「鞍山(アンシャン)」~私の知らない父の妻、ナツエさんに捧げる物語~ ⑪

2024年

赤紙の嵐

昭和二十年の年が明けた頃、その頃の在満日本人には徴兵検査で甲種合格のみならず、乙種にまで召集令状が送られてくるようになりました。近いうちに深志さんにも召集令状がきっと来るでしょう。

年齢が三十才で新兵になることは年齢が達しているとはいえ、社宅の丙種の人まで召集令状が来たというのですから、甲種の深志さんにも必ず赤紙が来るでしょう。

深志さんに、製鋼所の人に赤紙が届いているのか聞いても、何も答えてくれませんでした。でも私はそこ覚悟が必要だと思っていました。

結核の発病

その頃から私は、少しずつ咳き込むようになりました。
最初は、ただの風邪だろうということで対して気にも留めなかったのですが、時々微熱が出て、身体がだるくなり始めました。

そのうち起きているのも、辛い状況になっていたのでした。
街は治安も悪く、しょっちゅう空襲警報が発令されるので、そのたびに不衛生な防空壕へ逃げ込まなければなりません。

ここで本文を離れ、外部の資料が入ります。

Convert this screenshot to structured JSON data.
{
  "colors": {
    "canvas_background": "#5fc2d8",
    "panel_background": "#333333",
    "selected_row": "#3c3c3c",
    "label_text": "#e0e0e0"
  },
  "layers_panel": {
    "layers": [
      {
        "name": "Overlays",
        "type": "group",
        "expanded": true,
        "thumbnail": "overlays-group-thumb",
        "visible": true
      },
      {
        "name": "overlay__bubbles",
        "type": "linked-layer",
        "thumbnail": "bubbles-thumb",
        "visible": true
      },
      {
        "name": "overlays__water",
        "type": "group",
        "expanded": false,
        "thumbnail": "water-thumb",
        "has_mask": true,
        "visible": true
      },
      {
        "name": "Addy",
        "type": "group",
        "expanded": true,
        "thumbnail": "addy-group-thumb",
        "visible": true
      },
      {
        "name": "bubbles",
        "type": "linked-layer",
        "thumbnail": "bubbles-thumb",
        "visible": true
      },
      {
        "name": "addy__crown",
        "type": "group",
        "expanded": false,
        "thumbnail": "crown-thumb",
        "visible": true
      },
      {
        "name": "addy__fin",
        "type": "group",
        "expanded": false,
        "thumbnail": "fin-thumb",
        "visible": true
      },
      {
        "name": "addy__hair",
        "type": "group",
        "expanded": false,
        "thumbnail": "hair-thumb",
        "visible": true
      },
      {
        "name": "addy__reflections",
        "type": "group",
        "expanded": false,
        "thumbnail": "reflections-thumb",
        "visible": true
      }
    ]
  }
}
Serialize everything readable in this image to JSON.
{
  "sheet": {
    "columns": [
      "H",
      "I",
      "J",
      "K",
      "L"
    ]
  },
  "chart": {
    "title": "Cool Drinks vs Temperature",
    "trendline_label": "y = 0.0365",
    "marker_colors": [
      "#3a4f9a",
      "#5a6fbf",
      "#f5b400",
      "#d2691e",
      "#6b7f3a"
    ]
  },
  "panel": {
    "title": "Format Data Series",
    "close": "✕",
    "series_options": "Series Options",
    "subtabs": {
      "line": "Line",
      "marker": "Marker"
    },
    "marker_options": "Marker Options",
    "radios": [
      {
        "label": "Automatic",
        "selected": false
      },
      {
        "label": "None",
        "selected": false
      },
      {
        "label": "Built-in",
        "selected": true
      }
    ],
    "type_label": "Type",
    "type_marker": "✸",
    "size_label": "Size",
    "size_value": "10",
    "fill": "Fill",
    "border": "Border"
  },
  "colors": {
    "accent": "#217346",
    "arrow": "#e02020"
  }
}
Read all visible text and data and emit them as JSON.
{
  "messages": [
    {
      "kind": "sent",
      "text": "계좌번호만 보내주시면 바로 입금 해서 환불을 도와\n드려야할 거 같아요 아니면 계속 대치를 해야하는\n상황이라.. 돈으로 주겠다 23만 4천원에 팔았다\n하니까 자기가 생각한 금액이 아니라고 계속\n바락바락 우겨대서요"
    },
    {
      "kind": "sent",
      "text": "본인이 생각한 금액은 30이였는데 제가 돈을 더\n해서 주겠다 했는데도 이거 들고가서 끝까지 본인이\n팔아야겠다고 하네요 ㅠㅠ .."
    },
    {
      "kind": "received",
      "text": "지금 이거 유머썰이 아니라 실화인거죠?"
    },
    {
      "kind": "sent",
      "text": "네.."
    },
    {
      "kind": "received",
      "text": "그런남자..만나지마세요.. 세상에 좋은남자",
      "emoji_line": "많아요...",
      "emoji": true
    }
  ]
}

家で療養していても、体調が改善する事は全くなかったのです。
3月10日、ますます咳はひどくなってきたので、深志さんから「三笠街」にほど近い小高い丘の上にそびえ立つ立派な昭和製鋼所附属病院に行くように勧められ、そこで診断を受けました。

その結果、「結核」と告げられ、そのまま隔離のため、入院することになったのでした。
しかし、もうその頃は、附属病院も米軍からの攻撃に加え、国民党と八路軍の内戦に巻き込まれ、医療体制はどうしようもない状態でした。

しばらく入院したのですが、附属病院も昭和製鋼所と同じように、米軍が爆撃の対象だと言う噂もあったので、結局自宅で療養することになったのでした。結核は不治の病です。 
近所の人々も感染を恐れて家の前を避けるように、通り過ぎていくようになりました。

でも、田所志づさんだけはありがたいことに面倒を見てくれました。
時々、私の様子を伺いに来て、「ここに置いとくね。」と言って、煮物を玄関口に置いてくれたりしていました。

私が床に伏せっていた時に、コウウンとメイファが訪ねてきたのでした。
私は玄関先まで這うようにして行って「病気がうつるから来たらダメだよ。」と、やっと言葉にしたのでした。二人は心配そうな顔をして帰っていきました。

家でも結核がうつってはいけないので、食器も部屋も深志さんとは別々にして生活し、私が起きられないくらい体調が悪く寝込んでしまう日には、家事は深志さんがするようになっていました。